02: Import the data from
Excel. Perhaps this downloaded package is not working very well, this procedure
takes about 8 - 10 minutes. The memory taken by Perl is several hundreds
megabytes more than that of esProc. Despite it, the operation speed of R itself
is actually quite high and the performance of retrieving the data from database
well proves it.
03, 04: Filter by date,
and group by Code. Seeing the grouped data, you may find it a bit hard to
understand. After clicking the variables on the right, the result will be as
shown below:
It will
be even better if inputting commands on the console directly, as given below:
05: A8<-list() to
define a variable A8 of list type, which will be used to store the shares
rising for 5 or more days.
06-22: Because R does not
allow for using ~ to represent the operation on each group like we do in
esProc, a big loop is unavoidable, and each loop is aimed to calculate for the
shares of one company.
07: Sort by date. If
sorted before grouping, the code would be simpler. The most intuitive situation
in my mind is that data is mixed up before grouping and you can not determine
if they are sorted.
After grouping, you will find that the order is a bit messy
and the inter-row calculation in the next step cannot be conducted if not
sorting.
08: Add a column INC to calculate the “Closing price this day”–“Closing
price previous day”. R does not support the inter-row calculation. Therefore,
move the whole section of closing prices downward by one row, and then substrate
the original closing price. The code is: Close-c(0,Close[- length (Close)]).
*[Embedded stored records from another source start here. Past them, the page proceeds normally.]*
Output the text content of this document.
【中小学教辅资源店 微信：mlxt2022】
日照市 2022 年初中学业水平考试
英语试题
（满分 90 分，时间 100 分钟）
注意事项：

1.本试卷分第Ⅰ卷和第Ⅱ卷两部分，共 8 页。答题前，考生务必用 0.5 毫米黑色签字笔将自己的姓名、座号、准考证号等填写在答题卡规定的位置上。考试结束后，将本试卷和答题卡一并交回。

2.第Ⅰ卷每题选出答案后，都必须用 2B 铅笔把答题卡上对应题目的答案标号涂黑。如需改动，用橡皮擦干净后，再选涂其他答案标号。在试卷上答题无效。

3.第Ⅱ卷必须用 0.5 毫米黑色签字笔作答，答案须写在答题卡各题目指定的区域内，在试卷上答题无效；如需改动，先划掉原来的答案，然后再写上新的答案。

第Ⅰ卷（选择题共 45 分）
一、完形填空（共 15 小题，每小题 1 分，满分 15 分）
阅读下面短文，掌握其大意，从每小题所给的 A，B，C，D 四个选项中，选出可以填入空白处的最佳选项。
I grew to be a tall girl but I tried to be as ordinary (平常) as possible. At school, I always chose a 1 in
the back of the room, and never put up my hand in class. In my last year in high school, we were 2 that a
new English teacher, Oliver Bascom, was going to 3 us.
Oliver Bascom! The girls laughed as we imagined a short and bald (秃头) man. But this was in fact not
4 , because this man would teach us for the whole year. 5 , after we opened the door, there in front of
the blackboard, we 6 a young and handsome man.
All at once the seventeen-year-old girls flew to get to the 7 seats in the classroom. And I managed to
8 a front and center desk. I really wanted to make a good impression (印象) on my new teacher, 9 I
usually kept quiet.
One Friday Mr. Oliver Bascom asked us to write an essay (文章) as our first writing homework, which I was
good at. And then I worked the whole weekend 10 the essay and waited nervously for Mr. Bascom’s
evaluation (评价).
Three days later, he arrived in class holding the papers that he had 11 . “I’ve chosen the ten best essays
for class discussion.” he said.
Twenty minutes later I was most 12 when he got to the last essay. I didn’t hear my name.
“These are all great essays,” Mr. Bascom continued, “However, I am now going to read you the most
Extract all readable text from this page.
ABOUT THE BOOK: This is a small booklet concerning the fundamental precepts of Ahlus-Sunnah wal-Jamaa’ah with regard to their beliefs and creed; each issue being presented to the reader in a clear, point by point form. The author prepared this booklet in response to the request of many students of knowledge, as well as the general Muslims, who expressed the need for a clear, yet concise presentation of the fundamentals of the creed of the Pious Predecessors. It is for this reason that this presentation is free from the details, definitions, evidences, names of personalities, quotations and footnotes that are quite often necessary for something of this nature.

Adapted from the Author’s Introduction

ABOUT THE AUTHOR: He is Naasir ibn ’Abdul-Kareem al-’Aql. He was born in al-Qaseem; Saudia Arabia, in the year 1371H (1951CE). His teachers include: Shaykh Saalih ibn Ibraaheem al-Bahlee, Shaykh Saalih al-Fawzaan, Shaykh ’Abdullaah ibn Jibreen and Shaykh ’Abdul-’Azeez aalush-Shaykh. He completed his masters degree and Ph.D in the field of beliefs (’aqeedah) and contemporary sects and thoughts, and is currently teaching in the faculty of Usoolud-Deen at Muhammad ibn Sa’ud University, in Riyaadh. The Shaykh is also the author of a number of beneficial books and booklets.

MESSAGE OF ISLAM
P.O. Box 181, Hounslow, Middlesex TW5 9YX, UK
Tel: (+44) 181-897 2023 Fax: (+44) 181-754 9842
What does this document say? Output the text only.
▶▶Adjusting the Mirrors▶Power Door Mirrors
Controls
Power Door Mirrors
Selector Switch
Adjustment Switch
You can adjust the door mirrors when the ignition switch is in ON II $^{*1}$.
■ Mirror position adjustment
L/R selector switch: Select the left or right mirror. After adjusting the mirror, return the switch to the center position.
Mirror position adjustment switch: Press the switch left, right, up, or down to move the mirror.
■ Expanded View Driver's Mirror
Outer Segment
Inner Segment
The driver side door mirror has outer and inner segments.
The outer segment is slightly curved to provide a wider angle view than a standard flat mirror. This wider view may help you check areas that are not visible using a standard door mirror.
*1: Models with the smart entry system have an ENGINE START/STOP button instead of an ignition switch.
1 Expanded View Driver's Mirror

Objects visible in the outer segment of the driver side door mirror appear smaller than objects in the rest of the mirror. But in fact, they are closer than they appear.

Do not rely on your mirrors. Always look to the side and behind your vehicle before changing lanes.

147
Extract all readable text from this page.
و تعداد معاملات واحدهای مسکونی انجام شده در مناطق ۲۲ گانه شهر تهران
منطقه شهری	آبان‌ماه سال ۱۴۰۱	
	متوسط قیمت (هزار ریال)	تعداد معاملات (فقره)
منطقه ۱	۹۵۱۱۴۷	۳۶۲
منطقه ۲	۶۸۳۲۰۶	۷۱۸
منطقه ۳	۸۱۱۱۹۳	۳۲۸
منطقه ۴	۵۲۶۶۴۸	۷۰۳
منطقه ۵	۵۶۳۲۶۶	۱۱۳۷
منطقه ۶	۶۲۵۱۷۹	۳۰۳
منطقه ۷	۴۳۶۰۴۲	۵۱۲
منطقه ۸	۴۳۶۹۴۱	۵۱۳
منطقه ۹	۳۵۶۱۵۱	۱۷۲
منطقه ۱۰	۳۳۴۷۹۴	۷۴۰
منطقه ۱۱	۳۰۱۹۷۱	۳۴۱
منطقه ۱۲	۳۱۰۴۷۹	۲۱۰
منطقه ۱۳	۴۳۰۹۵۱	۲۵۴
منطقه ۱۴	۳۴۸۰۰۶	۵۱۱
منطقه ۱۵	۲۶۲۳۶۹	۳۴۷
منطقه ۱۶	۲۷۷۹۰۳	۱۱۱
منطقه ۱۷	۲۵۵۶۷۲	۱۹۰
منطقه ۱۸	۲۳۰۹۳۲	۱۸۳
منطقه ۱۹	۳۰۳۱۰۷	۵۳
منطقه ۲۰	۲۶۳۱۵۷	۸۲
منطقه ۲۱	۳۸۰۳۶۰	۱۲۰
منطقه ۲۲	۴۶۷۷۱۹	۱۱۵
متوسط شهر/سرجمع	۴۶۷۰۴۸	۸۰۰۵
09-18: Add a column CID to calculate the consecutive rising days. The if(nrow(A3[[i]])>0)
in the row 09 is to avoid the error of null pointer resulting from any shares without
any data due to the temporary suspension or other reasons.
The A3[[i]]$CID[[1]]<-1
in the row 10 is to assign the initial value and avoid the error of null
pointer followed. esProc does not require users to carry out any similar tests
and is more friendlier to the non-technical and professional personnel than R.
11-17: Calculate the consecutive rising
days. Although the necessary codes are not a few, the algorithm is same to that
of esProc.
19-21: Filter. If the
longest consecutive rising days of a certain share are equal or greater than 5,
then it is the shares of good quality. Though there are quite a few lines of
codes, the algorithm is quite different to the esProc. The result is as shown
below:
23:Get the code from the
group, A9<-lapply(A8,function(x) x$Code[[1]]), as shown in the below figure:
Findings:
Both R and esProc can implement some rather
complex shares analysis with its own capability. The code of esProc is simpler
and easier-to-understand and thus it avoids most loop statements. The user-friendly
esProc mechanism and process has been setup for the aspect in which the error
may easily occur. Generally speaking, you will know how to analyze shares with
esProc as long as you know how to use the basic Excel formulas.
To complete the shares analysis with R,
users must be skilled in programming and have learned some mathematical
knowledge so as to implement every function of R flexibly. R also has the
outstanding scalability, for example, the 3rd party library function and statistical
chart for stock markets; for another example, R allows users to write a
function to retrieve the Excel data more efficiently.